La mouche meunière, ainsi que plusieurs autres insectes, déposent souvent leurs œufs sous l’écorce des arbres ; ces œufs éclosent, produisent une larve ou ver. Ceux de certaines espèces ne travaillent qu’entre l’écorce & l’aubier, & y creusent des galeries en mâchant la substance de tous deux ; quelques-uns pénètrent dans la substance même du bois, & y travaillent avec ardeur & sécurité. Cependant ces mineurs laissent toujours des traces de leurs dégâts, telles sont les sciures que l’on voit aux pieds des arbres directement sous le débouché par où l’animal les a expulsées de sa retraite. Avec un fil de fer bien recuit & souple, on sonde la profondeur de la galerie, & en l’enfonçant on perce l’animal. Si la galerie est simplement entre l’écorce & ; l’aubier, on le connoît à la couleur rousse & différente de celle que l’écorce avoit auparavant ; alors on ouvre cette écorce avec la serpette, on en détache toute la partie morte, & on remplit la cavité avec l’onguent de S. Fiacre, qui sert encore à recouvrir les bords de l’écorce saine qu’on vient de séparer de l’écorce morte.

Il est facile de comprendre que si ces galeries sont multipliées, proportion gardée avec la force de l’arbre, le cours de la séve doit être altéré, & par conséquent les principes de vie diminués dans l’arbre ; de là le rabougrissement ou la mort si le mal est considérable.

La manière de planter les arbres & la nature du sol contribuent singulièrement à les faire rabougrir, 1°. lorsque la greffe est enterrée ; 2°. lorsque la greffe fait bourrelet ; 3°. lorsque le sujet est trop foible & le sol trop fort, trop tenace ; 4°. lorsque les racines ont été, suivant la marotte générale, mutilées & raccourcies sous prétexte de les rafraîchir.

La greffe enterrée fait éponge, & ne ressemble pas mal, quant à l’effet, aux loupes dont il a été question ci-dessus.
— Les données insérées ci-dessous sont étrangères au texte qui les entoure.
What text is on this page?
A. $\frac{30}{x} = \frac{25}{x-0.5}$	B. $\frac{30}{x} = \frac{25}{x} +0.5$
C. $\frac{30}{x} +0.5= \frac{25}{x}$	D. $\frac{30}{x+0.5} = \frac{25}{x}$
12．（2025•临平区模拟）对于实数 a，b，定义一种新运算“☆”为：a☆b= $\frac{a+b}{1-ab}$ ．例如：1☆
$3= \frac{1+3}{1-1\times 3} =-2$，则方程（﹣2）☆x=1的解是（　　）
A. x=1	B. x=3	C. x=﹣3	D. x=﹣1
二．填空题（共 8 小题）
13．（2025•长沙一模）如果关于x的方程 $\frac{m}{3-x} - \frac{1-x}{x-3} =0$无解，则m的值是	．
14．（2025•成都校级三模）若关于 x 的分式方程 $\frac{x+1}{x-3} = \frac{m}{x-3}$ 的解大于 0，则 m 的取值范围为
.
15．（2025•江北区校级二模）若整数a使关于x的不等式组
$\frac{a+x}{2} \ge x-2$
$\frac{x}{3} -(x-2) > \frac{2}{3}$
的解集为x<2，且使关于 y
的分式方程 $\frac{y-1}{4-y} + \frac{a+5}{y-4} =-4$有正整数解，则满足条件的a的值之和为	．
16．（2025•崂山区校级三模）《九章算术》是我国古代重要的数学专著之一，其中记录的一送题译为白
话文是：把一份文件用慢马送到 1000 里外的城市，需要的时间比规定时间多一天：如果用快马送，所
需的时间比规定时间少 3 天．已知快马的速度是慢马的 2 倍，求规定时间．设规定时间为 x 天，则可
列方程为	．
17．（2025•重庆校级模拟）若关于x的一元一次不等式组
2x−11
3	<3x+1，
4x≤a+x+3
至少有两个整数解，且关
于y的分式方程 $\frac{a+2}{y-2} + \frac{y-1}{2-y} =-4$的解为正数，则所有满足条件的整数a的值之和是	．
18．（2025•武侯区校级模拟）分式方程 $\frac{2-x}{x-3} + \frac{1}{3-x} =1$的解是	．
Par la greffe, les filières ou canaux directs de la séve sont interrompus, & leur oblitération, en partie, ne laisse monter qu’une séve plus épurée ; mais lorsque la greffe est enterrée, elle absorbe une portion de l’humidité de la terre, & cette portion n’étant pas assimilée à la nature de la séve, élaborée & travaillée par le levain contenu dans les racines, introduit dans le torrent de la circulation une substance étrangère dont l’arbre ne peut se débarrasser que très à la longue par la transpiration ; mais comme cette substance étrangère se renouvelle sans cesse, le mal augmente insensiblement, & l’arbre rabougrit. J’ai dit que la greffe enterrée ressembloit aux loupes ; la comparaison n’est pas absolument exacte, puisque celles-ci repoussent l’humidité en dehors, & que celle-là absorbe l’humidité de dehors en dedans ; mais dans l’un & l’autre cas, toutes deux nuisent à la végétation.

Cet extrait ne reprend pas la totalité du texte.